El fragmento pertenece a su escrito “Don Quijote cuando nieva”, incluido en su libro El porvenir de la ficción (1992). Hace en él Luis Mateo memoria de su primera experiencia de El Quijote, que fue no la de haberlo leído sino la de haberlo oído, como sabemos que en el siglo XVII ocurría, cuando se juntaban a oírlo mucha gente iletrada que encontraba solaz y provecho en las aventuras del caballero. “Mi aprendizaje de lo imaginario sobrevino en la oralidad”, dice en Días del desván, recordando “la voz entre ceremoniosa y cálida” de uno de sus maestros en Villablino: “En el escenario de la escuela rural esa voz sabe entregarnos la larga aventura de don Alonso Quijano, robando los recreos en aquellos días cerrados por la nieve, que apena deja distinguir el pulimentado paisaje donde todos estamos prisioneros”.

 

Desde los años 80 he seguido con fidelidad el caminar literario de Luis Mateo Díez. Me honro con tener casi todos sus libros, y tenerlos casi todos ellos dedicados.
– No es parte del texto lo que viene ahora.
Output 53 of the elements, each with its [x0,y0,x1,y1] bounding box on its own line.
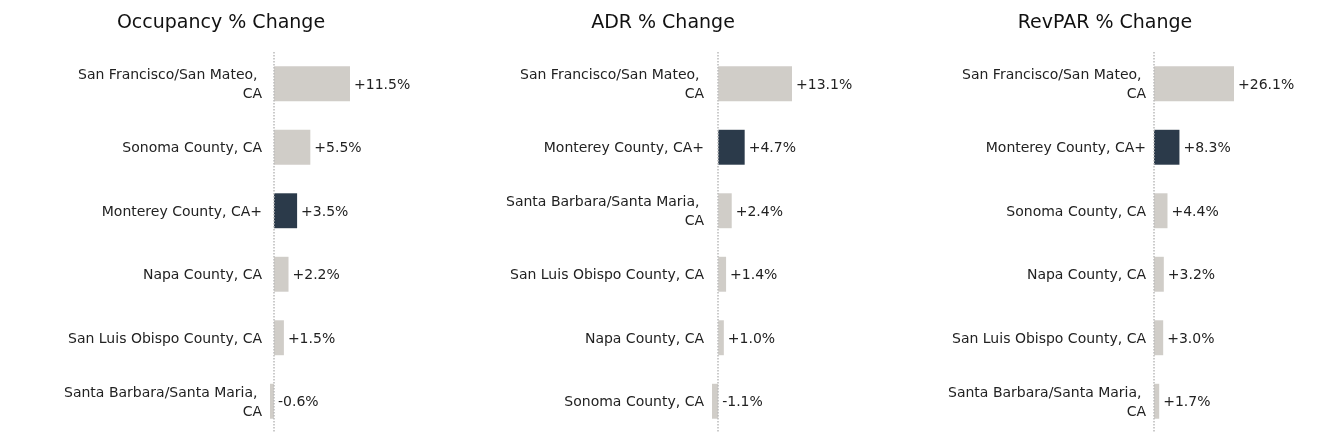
y-tick-label: Monterey County, CA+ [543,139,704,156]
y-tick-label: San Francisco/San Mateo, CA [962,66,1147,102]
data-label: +8.3% [1183,139,1231,156]
data-label: +1.0% [727,329,776,346]
bar [718,66,792,102]
y-tick-label: Santa Barbara/Santa Maria, CA [948,383,1147,419]
y-tick-label: Monterey County, CA+ [985,139,1146,156]
data-label: +3.0% [1167,329,1215,346]
y-tick-label: San Luis Obispo County, CA [510,266,705,283]
data-label: +1.4% [730,266,778,283]
data-label: +1.7% [1163,393,1211,410]
y-tick-label: Monterey County, CA+ [101,202,262,219]
bar [1154,66,1234,102]
y-tick-label: San Francisco/San Mateo, CA [78,66,263,102]
y-tick-label: Sonoma County, CA [1006,202,1147,219]
y-tick-label: Sonoma County, CA [564,393,705,410]
data-label: +1.5% [287,329,336,346]
y-tick-label: Napa County, CA [1026,266,1147,283]
bar [718,256,727,292]
y-tick-label: Santa Barbara/Santa Maria, CA [506,193,705,229]
bar [1154,193,1168,229]
data-label: +3.5% [301,202,349,219]
chart-title: ADR % Change [591,9,735,32]
data-label: +5.5% [314,139,362,156]
data-label: +26.1% [1238,75,1295,92]
y-tick-label: Napa County, CA [584,329,705,346]
bar [273,66,350,102]
bar [273,193,298,229]
chart-title: RevPAR % Change [1017,9,1193,32]
data-label: +13.1% [796,75,853,92]
bar [1154,320,1164,356]
data-label: +3.2% [1167,266,1216,283]
y-tick-label: San Luis Obispo County, CA [952,329,1147,346]
bar [273,129,311,165]
bar [1154,129,1180,165]
data-label: +4.7% [748,139,796,156]
y-tick-label: Sonoma County, CA [122,139,263,156]
bar [273,256,289,292]
data-label: +2.2% [292,266,340,283]
bar [718,129,745,165]
y-tick-label: San Luis Obispo County, CA [68,329,263,346]
y-tick-label: San Francisco/San Mateo, CA [520,66,705,102]
chart-title: Occupancy % Change [116,9,326,32]
bar [1154,256,1164,292]
y-tick-label: Santa Barbara/Santa Maria, CA [64,383,263,419]
bar [718,193,732,229]
data-label: -1.1% [722,393,763,410]
data-label: +11.5% [354,75,411,92]
data-label: +4.4% [1171,202,1219,219]
y-tick-label: Napa County, CA [142,266,263,283]
bar [273,320,284,356]
data-label: +2.4% [735,202,784,219]
data-label: -0.6% [277,393,319,410]
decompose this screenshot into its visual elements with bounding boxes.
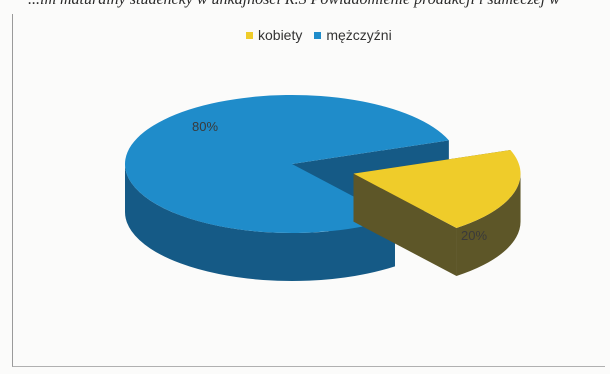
data-label-kobiety: 20% [461, 228, 487, 243]
legend-item-kobiety: kobiety [246, 27, 302, 43]
legend-item-mezczyzni: mężczyźni [314, 27, 392, 43]
slice-wall-kobiety-1 [353, 173, 457, 277]
data-label-mezczyzni: 80% [192, 119, 218, 134]
document-caption: ...im maturalny studencky w unkajnosci R… [28, 0, 610, 9]
slice-rim-kobiety-0 [456, 173, 521, 277]
legend-swatch-kobiety [246, 31, 253, 39]
legend-label-mezczyzni: mężczyźni [326, 27, 392, 43]
legend-label-kobiety: kobiety [258, 27, 303, 43]
slice-top-kobiety [353, 150, 521, 229]
chart-frame [12, 14, 605, 367]
pie-slice-kobiety [353, 150, 521, 277]
slice-rim-mezczyzni-0 [124, 164, 395, 282]
slice-top-mezczyzni [125, 95, 449, 233]
legend-swatch-mezczyzni [314, 31, 322, 39]
chart-legend: kobiety mężczyźni [246, 27, 392, 43]
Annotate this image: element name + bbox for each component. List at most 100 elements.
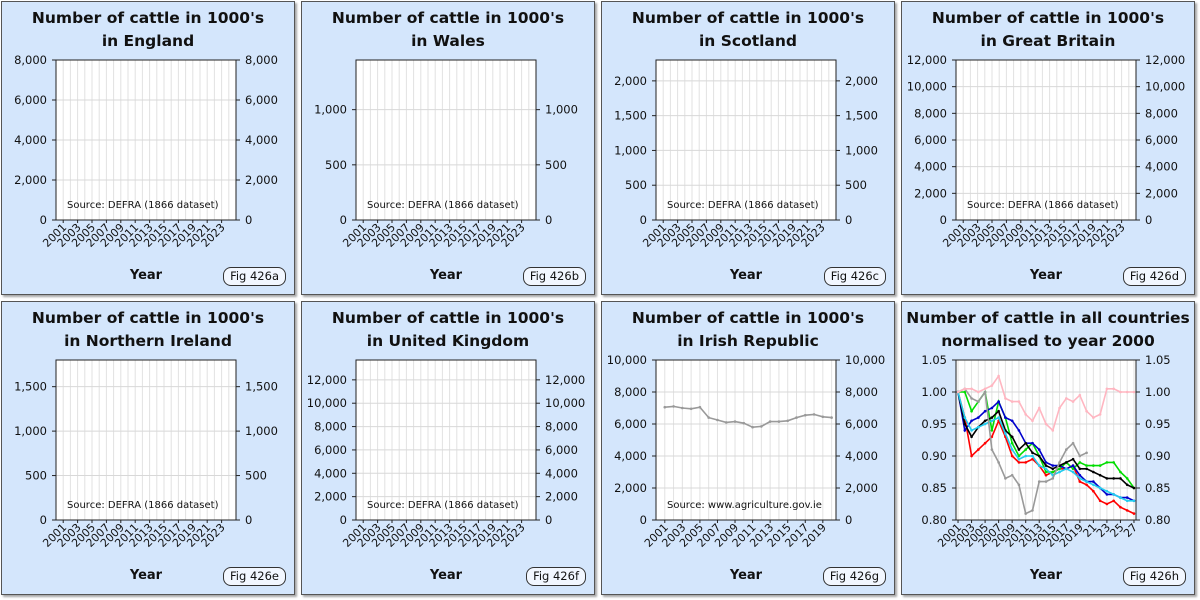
y-tick-label-left: 10,000 bbox=[607, 353, 647, 367]
data-point bbox=[1105, 502, 1109, 506]
y-tick-label-left: 1.05 bbox=[921, 353, 947, 367]
plot-frame bbox=[955, 359, 1137, 521]
data-point bbox=[1119, 496, 1122, 499]
data-point bbox=[1105, 461, 1109, 464]
chart-panel-united-kingdom: Number of cattle in 1000's in United Kin… bbox=[301, 301, 595, 595]
x-axis-label: Year bbox=[429, 568, 463, 583]
data-point bbox=[1092, 489, 1095, 493]
data-point bbox=[1071, 457, 1075, 461]
data-point bbox=[977, 448, 980, 451]
data-point bbox=[977, 400, 980, 403]
data-point bbox=[760, 425, 763, 428]
data-point bbox=[1017, 457, 1021, 461]
y-tick-label-right: 0 bbox=[1145, 213, 1152, 227]
data-point bbox=[663, 405, 667, 409]
data-point bbox=[977, 390, 980, 394]
data-point bbox=[1044, 461, 1048, 464]
data-point bbox=[970, 435, 973, 439]
y-tick-label-right: 8,000 bbox=[1145, 106, 1178, 120]
series-line bbox=[664, 405, 832, 429]
source-note: Source: DEFRA (1866 dataset) bbox=[367, 200, 519, 211]
y-tick-label-right: 12,000 bbox=[545, 373, 585, 387]
y-tick-label-right: 4,000 bbox=[1145, 160, 1178, 174]
y-tick-label-left: 10,000 bbox=[307, 396, 347, 410]
data-point bbox=[786, 419, 790, 423]
data-point bbox=[1132, 486, 1136, 490]
data-point bbox=[803, 413, 807, 417]
source-note: Source: www.agriculture.gov.ie bbox=[667, 500, 822, 511]
figure-number-badge: Fig 426c bbox=[823, 267, 886, 286]
y-tick-label-left: 2,000 bbox=[314, 490, 347, 504]
figure-number-badge: Fig 426d bbox=[1122, 267, 1186, 286]
y-tick-label-right: 1,000 bbox=[245, 424, 278, 438]
data-point bbox=[1044, 467, 1048, 471]
chart-plot: 0.80 0.80 0.85 0.85 0.90 0.90 0.95 0.95 1.00 1.00… bbox=[921, 353, 1171, 583]
y-tick-label-right: 1,000 bbox=[545, 103, 578, 117]
data-point bbox=[1125, 499, 1129, 503]
data-point bbox=[1024, 441, 1027, 445]
figure-number-badge: Fig 426e bbox=[223, 567, 286, 586]
plot-area bbox=[356, 360, 536, 520]
data-point bbox=[1092, 483, 1095, 487]
data-point bbox=[1065, 448, 1068, 451]
chart-panel-all-countries-normalised: Number of cattle in all countries normal… bbox=[901, 301, 1195, 595]
data-point bbox=[1119, 390, 1122, 394]
data-point bbox=[1031, 509, 1034, 512]
data-point bbox=[1085, 480, 1088, 483]
x-axis-label: Year bbox=[129, 268, 163, 283]
data-point bbox=[997, 400, 1000, 403]
data-point bbox=[990, 448, 994, 451]
data-point bbox=[1112, 493, 1115, 496]
y-tick-label-right: 500 bbox=[545, 158, 567, 172]
data-point bbox=[1004, 477, 1007, 480]
y-tick-label-right: 10,000 bbox=[1145, 80, 1185, 94]
source-note: Source: DEFRA (1866 dataset) bbox=[367, 500, 519, 511]
series-line bbox=[957, 387, 1087, 515]
y-tick-label-left: 4,000 bbox=[614, 449, 647, 463]
data-point bbox=[1078, 473, 1082, 477]
data-point bbox=[963, 429, 967, 432]
data-point bbox=[1058, 467, 1061, 471]
y-tick-label-right: 8,000 bbox=[545, 420, 578, 434]
data-point bbox=[1037, 454, 1041, 458]
y-tick-label-left: 6,000 bbox=[314, 443, 347, 457]
data-point bbox=[990, 429, 994, 432]
data-point bbox=[983, 441, 987, 445]
y-tick-label-right: 1.05 bbox=[1145, 353, 1171, 367]
y-tick-label-right: 0.80 bbox=[1145, 513, 1171, 527]
data-point bbox=[1051, 477, 1055, 480]
data-point bbox=[1132, 390, 1136, 394]
figure-number-badge: Fig 426h bbox=[1122, 567, 1186, 586]
data-point bbox=[1024, 461, 1027, 464]
data-point bbox=[1105, 387, 1109, 391]
data-point bbox=[1017, 429, 1021, 432]
plot-area bbox=[656, 360, 836, 520]
data-point bbox=[983, 390, 987, 394]
y-tick-label-right: 500 bbox=[245, 469, 267, 483]
gridlines bbox=[55, 360, 237, 521]
data-point bbox=[1105, 489, 1109, 493]
y-tick-label-left: 8,000 bbox=[614, 385, 647, 399]
y-tick-label-right: 12,000 bbox=[1145, 53, 1185, 67]
data-point bbox=[1119, 477, 1122, 480]
data-point bbox=[1051, 470, 1055, 474]
data-point bbox=[1071, 400, 1075, 403]
y-tick-label-right: 8,000 bbox=[845, 385, 878, 399]
chart-panel-irish-republic: Number of cattle in 1000's in Irish Repu… bbox=[601, 301, 895, 595]
data-point bbox=[1044, 470, 1048, 474]
data-point bbox=[970, 419, 973, 423]
plot-frame bbox=[55, 359, 237, 521]
data-point bbox=[1105, 477, 1109, 480]
data-point bbox=[1105, 493, 1109, 496]
data-point bbox=[1132, 512, 1136, 515]
data-point bbox=[1010, 441, 1014, 445]
y-tick-label-left: 6,000 bbox=[914, 133, 947, 147]
y-tick-label-left: 0 bbox=[40, 513, 47, 527]
data-point bbox=[1071, 467, 1075, 471]
data-point bbox=[990, 384, 994, 387]
plot-frame bbox=[655, 359, 837, 521]
y-tick-label-right: 0 bbox=[245, 213, 252, 227]
y-tick-label-left: 2,000 bbox=[614, 481, 647, 495]
data-point bbox=[1044, 480, 1048, 483]
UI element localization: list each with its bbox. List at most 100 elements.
He compartido con él muchos ratos de agradable charla paseando –hace muchos años– bajo los soportales de la Plaza Mayor de Madrid o tomando ahora café en alguno de los bares del barrio del que somos vecinos. Admiro su filosofía de vida, su humildad intelectual, su sentido del humor. Sin embargo, apenas he dedicado unas pocas líneas a su ingente obra narrativa. Así es que quiero desquitarme, escribiendo acerca de algunas de sus novelas señeras. Lo haré no desde el rigor académico del crítico literario sino desde la empatía del lector que ha ido creciendo, literariamente, a la vera de Luis Mateo y desea compartir con los lectores de este diario las impresiones y emociones de ese viaje agradecido a su mundo imaginario.